Optimize Store Layout
Does the store layout maximize the in-store experience? Retailers have used sparse (and expensive) data generated from controlled studies to optimize store layout, but do these precisely reflect what is happening in every location and at all times? Changes in audience profiles over the course of the day or week can significantly impact behavior, expectations and flow. And this is just one variable! A one-size-fits-all approach often misses some high-dollar opportunities for optimization.
Often, in-store behavioral data leads to practical and obvious ways to optimize store layout. We measure and deliver real-time pathing and dwell data, so you can literally see trends and identify correlated events, such as revenues or profitability. That helps determine the optimal store layout. To raise retention, we deliver heatmaps of the store’s busiest areas, which help you make adjustments in staffing so that your customers have the support and help they need, down to the time of day and day of week.
Elevate Your Queue Performance
Customers are less willing to wait in 2024 than they were in 2020, and it is easy to underestimate the impact queue performance can have on your top line. According to Waitwhile, Americans spend more time waiting in line at retail stores than at restaurants, pharmacies, doctor’s offices and banks combined. Over 68% of consumers said they leave a physical line before it’s their turn, with almost 1 in 5 leaving more than 50% of the time!
As customers, we have never enjoyed waiting, but our patience grows thinner by the year. We want to pay for items and leave, just like we do for online purchases.
Retailers can miss out on plenty of conversions through poor queue performance. Is it worth paying one more employee to be available at the busiest time? With the right sensor technology placed at checkout, we can deliver in-store behavioral data that makes it easy to calculate exactly what that queue costs in terms of lost business, leading to accurate decisions about whether to invest in more registers or staff.
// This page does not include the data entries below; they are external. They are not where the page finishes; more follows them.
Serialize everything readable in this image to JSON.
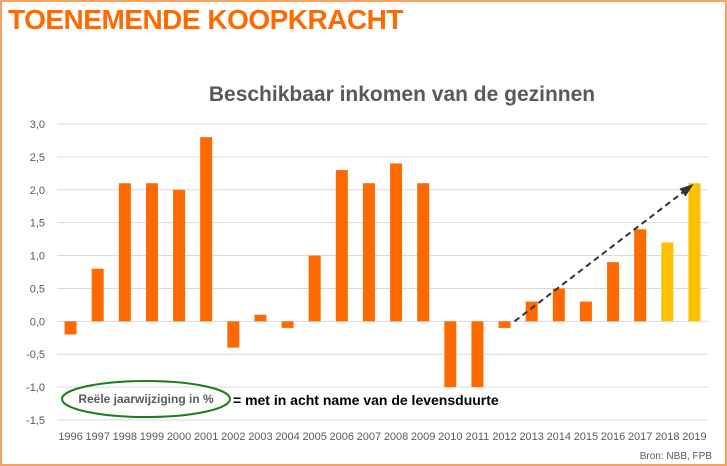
{
  "headline": "TOENEMENDE KOOPKRACHT",
  "source": "Bron: NBB, FPB",
  "annotation": {
    "circled": "Reële jaarwijziging in %",
    "explanation": "= met in acht name van de levensduurte"
  },
  "colors": {
    "headline": "#ff6a00",
    "bar": "#ff6a00",
    "bar_forecast": "#ffc000",
    "ellipse": "#1a7f1a",
    "arrow": "#333333",
    "border": "#f4a460"
  },
  "chart_data": {
    "type": "bar",
    "title": "Beschikbaar inkomen van de gezinnen",
    "xlabel": "",
    "ylabel": "",
    "ylim": [
      -1.5,
      3.0
    ],
    "yticks": [
      "3,0",
      "2,5",
      "2,0",
      "1,5",
      "1,0",
      "0,5",
      "0,0",
      "-0,5",
      "-1,0",
      "-1,5"
    ],
    "ytick_values": [
      3.0,
      2.5,
      2.0,
      1.5,
      1.0,
      0.5,
      0.0,
      -0.5,
      -1.0,
      -1.5
    ],
    "grid": true,
    "categories": [
      "1996",
      "1997",
      "1998",
      "1999",
      "2000",
      "2001",
      "2002",
      "2003",
      "2004",
      "2005",
      "2006",
      "2007",
      "2008",
      "2009",
      "2010",
      "2011",
      "2012",
      "2013",
      "2014",
      "2015",
      "2016",
      "2017",
      "2018",
      "2019"
    ],
    "values": [
      -0.2,
      0.8,
      2.1,
      2.1,
      2.0,
      2.8,
      -0.4,
      0.1,
      -0.1,
      1.0,
      2.3,
      2.1,
      2.4,
      2.1,
      -1.0,
      -1.0,
      -0.1,
      0.3,
      0.5,
      0.3,
      0.9,
      1.4,
      1.2,
      2.1
    ],
    "highlighted_categories": [
      "2018",
      "2019"
    ],
    "trend_arrow": {
      "from": [
        "2012",
        0.0
      ],
      "to": [
        "2019",
        2.05
      ],
      "style": "dashed"
    }
  }
}
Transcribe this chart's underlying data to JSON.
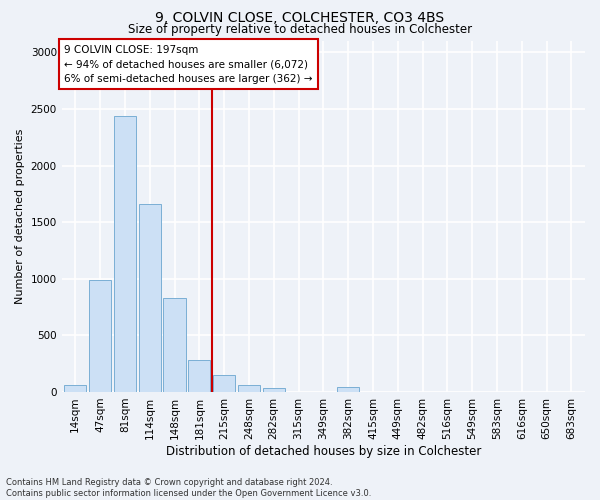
{
  "title1": "9, COLVIN CLOSE, COLCHESTER, CO3 4BS",
  "title2": "Size of property relative to detached houses in Colchester",
  "xlabel": "Distribution of detached houses by size in Colchester",
  "ylabel": "Number of detached properties",
  "footnote": "Contains HM Land Registry data © Crown copyright and database right 2024.\nContains public sector information licensed under the Open Government Licence v3.0.",
  "bar_labels": [
    "14sqm",
    "47sqm",
    "81sqm",
    "114sqm",
    "148sqm",
    "181sqm",
    "215sqm",
    "248sqm",
    "282sqm",
    "315sqm",
    "349sqm",
    "382sqm",
    "415sqm",
    "449sqm",
    "482sqm",
    "516sqm",
    "549sqm",
    "583sqm",
    "616sqm",
    "650sqm",
    "683sqm"
  ],
  "bar_values": [
    60,
    990,
    2440,
    1660,
    830,
    285,
    150,
    60,
    35,
    0,
    0,
    40,
    0,
    0,
    0,
    0,
    0,
    0,
    0,
    0,
    0
  ],
  "bar_color": "#cce0f5",
  "bar_edge_color": "#7aafd4",
  "vline_x": 5.5,
  "vline_color": "#cc0000",
  "annotation_lines": [
    "9 COLVIN CLOSE: 197sqm",
    "← 94% of detached houses are smaller (6,072)",
    "6% of semi-detached houses are larger (362) →"
  ],
  "annotation_box_color": "#ffffff",
  "annotation_box_edge": "#cc0000",
  "ylim": [
    0,
    3100
  ],
  "yticks": [
    0,
    500,
    1000,
    1500,
    2000,
    2500,
    3000
  ],
  "background_color": "#eef2f8",
  "grid_color": "#ffffff",
  "title1_fontsize": 10,
  "title2_fontsize": 8.5,
  "xlabel_fontsize": 8.5,
  "ylabel_fontsize": 8,
  "tick_fontsize": 7.5,
  "annot_fontsize": 7.5,
  "footnote_fontsize": 6
}
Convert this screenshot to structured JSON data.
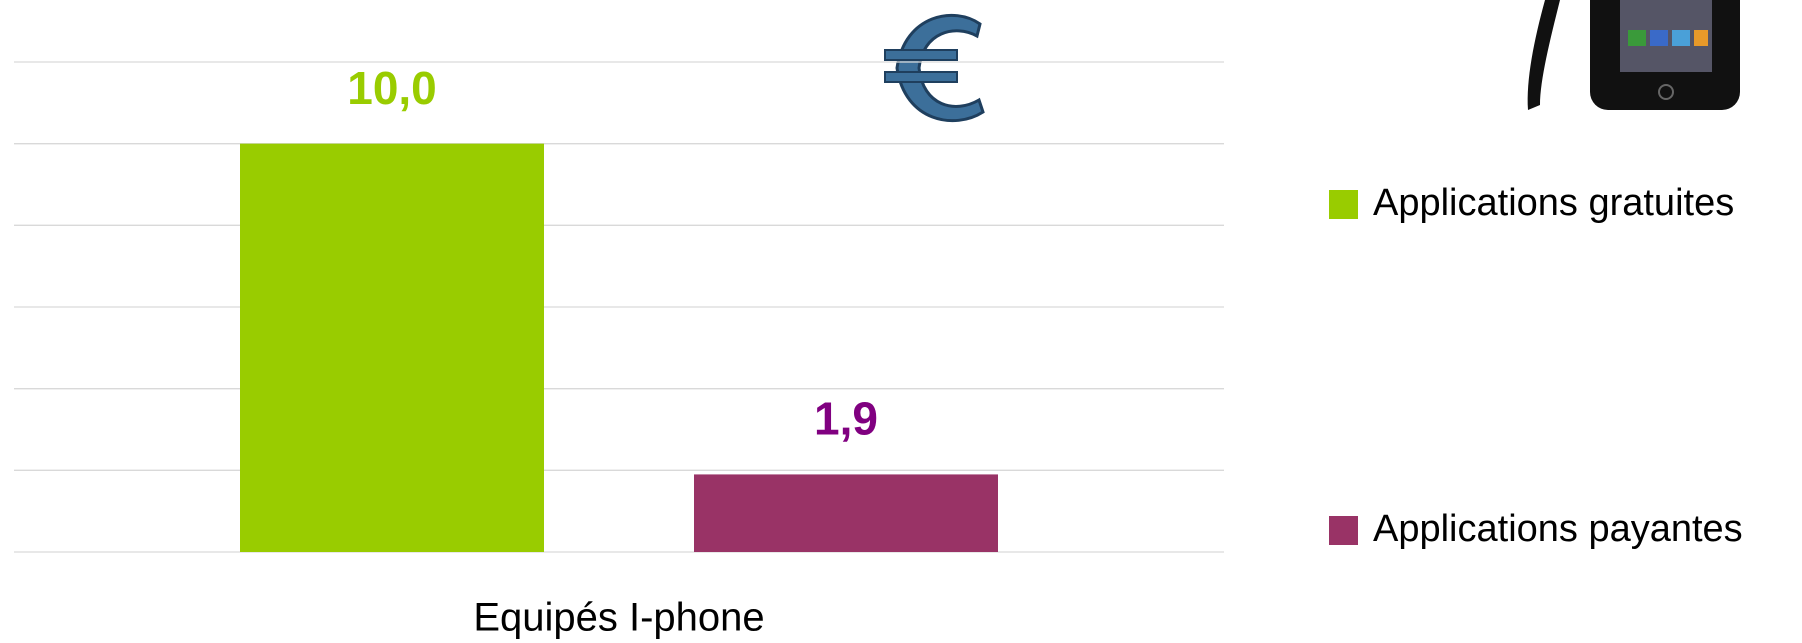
{
  "chart_data": {
    "type": "bar",
    "categories": [
      "Equipés I-phone"
    ],
    "series": [
      {
        "name": "Applications gratuites",
        "color": "#99cc00",
        "label_color": "#99cc00",
        "values": [
          10.0
        ],
        "value_labels": [
          "10,0"
        ]
      },
      {
        "name": "Applications payantes",
        "color": "#993366",
        "label_color": "#800080",
        "values": [
          1.9
        ],
        "value_labels": [
          "1,9"
        ]
      }
    ],
    "ylim": [
      0,
      12
    ],
    "yticks": [
      0,
      2,
      4,
      6,
      8,
      10,
      12
    ],
    "grid": true,
    "legend": "right"
  }
}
Advertise Things People Actually Want to Buy
According to a Grocery TV survey of more than 1,000 consumers, 87% of us are either accepting or positive toward in-store advertising. Think about it. Would you rather see an ad in the middle of a movie, or as you are deciding what to buy? Those ads might help you in the context of a buying decision, whereas they only distract you from enjoying the movie.
Another word for the potential to help is relevance. This explains why in-store advertising gets higher marks than ads delivered via linear TV, audio or display. They are more relevant to our context, so we are more likely to pay attention.
That same survey found that customers served relevant and personalized ads get even higher marks. The same principle of relevance applies. If I’m shopping for tomatoes, and I see a coupon for beefsteak tomatoes, I might still purchase the roma tomatoes on my shopping list, but I am glad to know the information anyway.
There are a few points of in-store data that can help retailers personalize in-store ads, but behavioral data is the most impactful. Imagine how relevant ads could become with sensor technology showing which aisles the customer visited, even particular product categories or displays they stopped for? This real-time data not only increases the probability of conversion; it simultaneously delivers that next level in-store experience where ads help the customer discover products and deals that expedite and optimize their journey.